Asking the right questions, recruiting the right patients: AI in clinical trials

From discovering compounds that could eventually become drugs to training chatbots to support patients taking those drugs, artificial intelligence can play a role anywhere along the drug development cycle. One of those points is clinical trials, where this technology can make studies easier for patients and investigators to navigate, and ultimately help biopharma companies make the best drugs they can.

The key is selecting the right tool for the job, said panelists during a Fierce AI Week discussion. “Artificial intelligence” in biopharma has become an umbrella term encompassing true AI, machine learning, deep learning, computer vision, biostatistics and data science.

“For us at Janssen R&D, it really starts with the question when we look at the pipeline, the different medicines we are trying to build,” said Najat Khan, Ph.D., chief data science officer and global head of strategy and operations at Johnson & Johnson’s Janssen.

“Once you have the question identified that’s pertinent for the program … then we say, what are all the different approaches we can use to actually answer that question?” she added.

RELATED: How did Novo Nordisk's Sophia chatbot become a pharma industry standard? Empathy, timing and relevance: experts

Some of those questions include how sponsors and investigators can make sure they’re using the right endpoints, or how studies can track disease progression, especially in diseases that may present in different ways in different people. In the latter case, study teams could be juggling various datasets, including genomic and imaging data to physician notes—and they’d need the right tool to fit the task.

“It’s a broad range of capabilities; it’s not always the most sophisticated algorithm that will answer your question, but what is fit-for-purpose for the question you’re trying to answer,” Khan said.

But that’s just one piece of the puzzle.
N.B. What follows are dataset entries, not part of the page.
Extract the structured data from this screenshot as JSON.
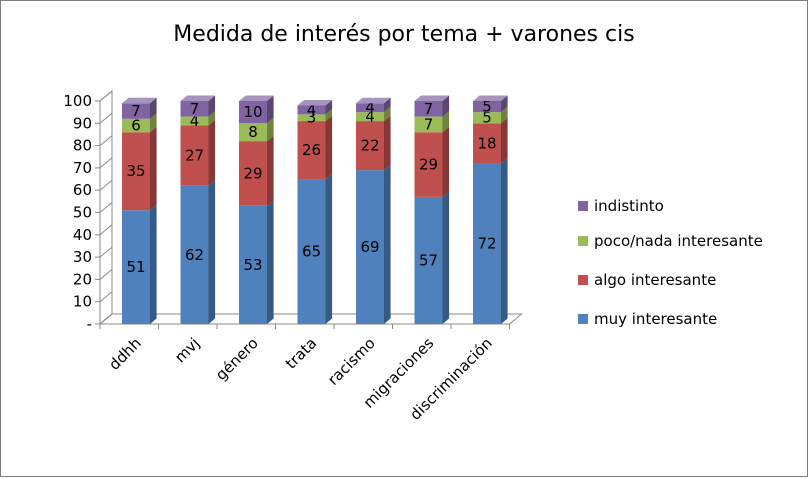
{
  "chart_data": {
    "type": "bar",
    "stacked": true,
    "three_d": true,
    "title": "Medida de interés por tema + varones cis",
    "categories": [
      "ddhh",
      "mvj",
      "género",
      "trata",
      "racismo",
      "migraciones",
      "discriminación"
    ],
    "series": [
      {
        "name": "muy interesante",
        "color": "#4F81BD",
        "values": [
          51,
          62,
          53,
          65,
          69,
          57,
          72
        ]
      },
      {
        "name": "algo interesante",
        "color": "#C0504D",
        "values": [
          35,
          27,
          29,
          26,
          22,
          29,
          18
        ]
      },
      {
        "name": "poco/nada interesante",
        "color": "#9BBB59",
        "values": [
          6,
          4,
          8,
          3,
          4,
          7,
          5
        ]
      },
      {
        "name": "indistinto",
        "color": "#8064A2",
        "values": [
          7,
          7,
          10,
          4,
          4,
          7,
          5
        ]
      }
    ],
    "y_ticks": [
      "-",
      "10",
      "20",
      "30",
      "40",
      "50",
      "60",
      "70",
      "80",
      "90",
      "100"
    ],
    "ylim": [
      0,
      100
    ],
    "legend_position": "right",
    "legend_order": [
      "indistinto",
      "poco/nada interesante",
      "algo interesante",
      "muy interesante"
    ],
    "grid": false
  }
}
Another part is how to build and train AI models so that they’re useful and not causing harm, said James Hamrick, senior medical director at Flatiron Health.

“We are in many ways training a machine to simulate human intelligence, so the processes of learning and reasoning, as well as self-correction,” said Raolat Abdulai, M.D., clinical research director at Sanofi.

“We need to make sure we are providing it with appropriate information and data for it to learn from … either from past trials as well as data in the real world in order to make better, effective and more reasoned decisions,” Abdulai added.

Flatiron, for instance, has models that can predict whether a patient has metastatic disease, or if a patient is likely to be admitted to the emergency room during cancer treatment.

“At the same time, we are retrospectively running a check on the model, looking at different categories of patients—so things like gender or ethnicity—and we are actively checking the model as we go to make sure it is in agreement and bias-free,” Hamrick said. “And what I mean by that is, the predictions we made two months ago—what happened in those two months? Were they accurate across these different subgroups of patients?”

While drugmakers should make sure their models work for diverse patient populations, they may use other AI tools to ensure they enroll diverse patient populations in the first place, so there aren’t any nasty surprises when it rolls out the drug.

“We’ve done that in some trials where we know that the disease impacts more diverse patients and our clinical trial participants should be reflective of the real-world setting… Instead of going to a site and asking, can you have this many diverse patients, you flip it around and say where are the diverse patients to begin with?” Khan said.

RELATED: AI's hunt for the molecule to stop COVID-19

“In this way, we take away the bias that prevents patients from a diverse range of backgrounds from being recruited,” Abdulai said.

Beyond improving data analysis for drug development, AI tools, mobile or wearable devices and remote monitoring could also make open up clinical trials to people who perhaps don’t live close to a trial site or may not want to visit a site, especially during a pandemic. These tools could be the key to not just digitizing trials, but also decentralizing them.

One plus would be bringing “the technology to the individual, the subject being recruited, to where they are and rather than bringing them to the clinic and subjecting them to analog, non-digital ways of acquiring data,” said Ajay Royyuru, IBM fellow and vice president of healthcare and life sciences at IBM.

“We have digital health and ways of acquiring data remotely that actually lend themselves better to not only fairness, but also to AI-based analysis to continuously acquired data. This is beginning to occur, of course. Many digital biomarkers and digital endpoints are getting defined,” Royyuru added.